Despite great people and service, the rates aren’t that compelling, the product breadth is narrow (it lost some products last year), and insurance premiums apply to some of its conventional mortgages.
That’s probably why the past year hasn’t been so good to the company. As of Q1 2013, its market share was down by half Y/Y—to about 0.4%—according to D+H data.
It’s not surprising then that things are being shaken up at Canadiana.
On June 11, Kevin Conroy, formerly Vice President, Home Financing Solutions at Scotiabank, started as Canadiana’s new president. Conroy is a 25-year industry vet, having most recently led Scotia’s proprietary mortgage sales force.
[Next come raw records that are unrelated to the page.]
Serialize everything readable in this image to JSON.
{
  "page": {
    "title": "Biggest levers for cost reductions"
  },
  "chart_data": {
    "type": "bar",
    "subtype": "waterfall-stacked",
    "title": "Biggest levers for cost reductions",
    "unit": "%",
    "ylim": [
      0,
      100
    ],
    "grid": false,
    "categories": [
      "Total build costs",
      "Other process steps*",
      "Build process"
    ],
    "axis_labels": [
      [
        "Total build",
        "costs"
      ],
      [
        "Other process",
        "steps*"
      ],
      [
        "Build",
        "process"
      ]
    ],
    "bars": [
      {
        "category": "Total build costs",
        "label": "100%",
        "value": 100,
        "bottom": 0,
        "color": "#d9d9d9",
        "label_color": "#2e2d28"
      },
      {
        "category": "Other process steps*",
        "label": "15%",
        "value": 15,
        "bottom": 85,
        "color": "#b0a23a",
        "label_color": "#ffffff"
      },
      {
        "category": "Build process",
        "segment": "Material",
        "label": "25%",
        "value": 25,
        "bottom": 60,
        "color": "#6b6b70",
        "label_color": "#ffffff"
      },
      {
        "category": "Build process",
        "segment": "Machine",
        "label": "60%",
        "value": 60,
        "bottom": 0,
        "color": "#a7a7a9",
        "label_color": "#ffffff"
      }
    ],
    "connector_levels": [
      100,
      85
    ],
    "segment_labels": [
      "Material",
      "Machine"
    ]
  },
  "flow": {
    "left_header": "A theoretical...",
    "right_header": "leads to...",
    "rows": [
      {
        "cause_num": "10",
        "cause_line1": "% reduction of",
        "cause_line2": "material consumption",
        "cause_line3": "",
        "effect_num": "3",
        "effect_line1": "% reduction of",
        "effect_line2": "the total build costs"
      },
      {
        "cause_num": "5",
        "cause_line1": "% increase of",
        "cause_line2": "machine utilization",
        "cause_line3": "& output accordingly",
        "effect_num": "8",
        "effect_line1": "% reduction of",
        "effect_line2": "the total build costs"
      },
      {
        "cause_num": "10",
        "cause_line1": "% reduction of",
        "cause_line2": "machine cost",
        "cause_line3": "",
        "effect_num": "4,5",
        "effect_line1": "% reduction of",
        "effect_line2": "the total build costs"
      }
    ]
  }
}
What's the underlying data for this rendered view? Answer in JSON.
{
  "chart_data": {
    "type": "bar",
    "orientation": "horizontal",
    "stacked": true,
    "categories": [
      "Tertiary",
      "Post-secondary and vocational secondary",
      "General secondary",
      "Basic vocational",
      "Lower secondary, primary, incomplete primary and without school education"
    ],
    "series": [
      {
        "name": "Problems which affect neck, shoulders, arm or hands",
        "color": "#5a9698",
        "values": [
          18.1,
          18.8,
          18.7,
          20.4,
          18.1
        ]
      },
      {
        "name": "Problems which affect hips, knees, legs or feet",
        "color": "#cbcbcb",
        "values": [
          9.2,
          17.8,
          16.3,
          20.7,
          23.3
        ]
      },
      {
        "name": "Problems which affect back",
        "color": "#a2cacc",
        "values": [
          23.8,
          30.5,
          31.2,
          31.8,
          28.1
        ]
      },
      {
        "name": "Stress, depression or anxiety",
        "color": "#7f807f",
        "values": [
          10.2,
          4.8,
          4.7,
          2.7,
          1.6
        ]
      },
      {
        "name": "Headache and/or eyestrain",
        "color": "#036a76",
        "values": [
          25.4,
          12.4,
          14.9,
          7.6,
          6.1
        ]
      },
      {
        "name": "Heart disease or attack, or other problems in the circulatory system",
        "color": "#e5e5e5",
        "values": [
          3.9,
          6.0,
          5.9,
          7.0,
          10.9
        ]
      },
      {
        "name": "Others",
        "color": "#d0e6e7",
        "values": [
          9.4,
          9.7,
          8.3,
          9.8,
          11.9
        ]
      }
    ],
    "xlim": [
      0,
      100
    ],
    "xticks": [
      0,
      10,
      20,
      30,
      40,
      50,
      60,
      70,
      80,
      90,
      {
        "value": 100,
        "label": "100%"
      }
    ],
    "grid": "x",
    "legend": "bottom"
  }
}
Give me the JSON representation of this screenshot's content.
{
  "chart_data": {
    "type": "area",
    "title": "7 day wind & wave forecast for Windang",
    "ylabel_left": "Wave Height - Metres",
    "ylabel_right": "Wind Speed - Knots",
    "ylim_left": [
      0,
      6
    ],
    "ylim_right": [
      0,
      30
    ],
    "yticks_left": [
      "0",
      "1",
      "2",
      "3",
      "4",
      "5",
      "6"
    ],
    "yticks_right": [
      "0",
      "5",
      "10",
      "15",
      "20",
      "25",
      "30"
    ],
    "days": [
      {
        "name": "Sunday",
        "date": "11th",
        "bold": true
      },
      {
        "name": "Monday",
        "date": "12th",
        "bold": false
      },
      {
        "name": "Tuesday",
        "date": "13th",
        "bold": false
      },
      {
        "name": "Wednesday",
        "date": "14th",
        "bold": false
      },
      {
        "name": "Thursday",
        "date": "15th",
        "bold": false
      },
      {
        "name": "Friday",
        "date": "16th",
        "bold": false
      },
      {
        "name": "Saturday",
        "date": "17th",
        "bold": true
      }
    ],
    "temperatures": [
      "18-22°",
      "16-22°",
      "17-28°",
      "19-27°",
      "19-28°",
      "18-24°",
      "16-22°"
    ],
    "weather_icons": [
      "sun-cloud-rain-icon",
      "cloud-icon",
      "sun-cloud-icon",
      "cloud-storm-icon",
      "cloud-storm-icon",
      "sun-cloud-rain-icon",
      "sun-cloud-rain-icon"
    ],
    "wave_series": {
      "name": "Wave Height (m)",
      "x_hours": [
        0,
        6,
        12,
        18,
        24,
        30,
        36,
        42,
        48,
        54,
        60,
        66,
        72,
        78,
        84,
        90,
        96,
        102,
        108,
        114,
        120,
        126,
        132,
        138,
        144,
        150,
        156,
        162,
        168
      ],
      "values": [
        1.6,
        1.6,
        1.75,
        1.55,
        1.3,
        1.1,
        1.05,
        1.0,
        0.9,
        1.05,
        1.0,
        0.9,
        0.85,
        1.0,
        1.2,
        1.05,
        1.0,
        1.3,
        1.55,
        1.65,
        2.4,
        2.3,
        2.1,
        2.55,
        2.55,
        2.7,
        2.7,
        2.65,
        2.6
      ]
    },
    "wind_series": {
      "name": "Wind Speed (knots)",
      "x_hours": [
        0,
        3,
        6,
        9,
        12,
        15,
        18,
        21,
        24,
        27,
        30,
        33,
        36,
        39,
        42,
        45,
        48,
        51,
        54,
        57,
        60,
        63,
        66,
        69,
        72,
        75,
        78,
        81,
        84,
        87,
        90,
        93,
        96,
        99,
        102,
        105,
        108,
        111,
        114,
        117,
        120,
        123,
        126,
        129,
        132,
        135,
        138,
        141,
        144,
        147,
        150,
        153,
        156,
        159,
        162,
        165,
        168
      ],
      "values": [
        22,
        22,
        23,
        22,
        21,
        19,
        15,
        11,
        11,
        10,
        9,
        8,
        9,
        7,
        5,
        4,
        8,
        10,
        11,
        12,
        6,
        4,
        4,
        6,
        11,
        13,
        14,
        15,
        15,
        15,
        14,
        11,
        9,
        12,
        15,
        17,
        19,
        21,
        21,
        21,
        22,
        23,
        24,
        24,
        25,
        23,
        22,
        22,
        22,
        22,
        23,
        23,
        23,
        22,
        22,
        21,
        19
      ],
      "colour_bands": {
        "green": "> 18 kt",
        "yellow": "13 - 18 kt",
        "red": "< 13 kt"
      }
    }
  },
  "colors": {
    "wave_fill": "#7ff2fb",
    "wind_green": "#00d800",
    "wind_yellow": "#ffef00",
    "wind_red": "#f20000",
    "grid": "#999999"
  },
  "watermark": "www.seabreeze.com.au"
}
When a senior bank executive leaves for a small lender, you have to wonder why. We spoke to Conroy a few weeks ago and the gist (apart from undisclosed incentives) is that Canadiana offers him an opportunity to make a greater impact on company performance, build a business from a modest base and develop key partnerships (e.g., new funding sources). For now, “The #1 priority is to develop meaningful relationships with brokers,” he said.
As part of the changes, we understand that Grant Mackenzie will step down as CEO but remain a director of the company and minority shareholder. Mackenzie joined Canadiana two years ago after leaving Macquarie Financial (following its broker market departure in 2011).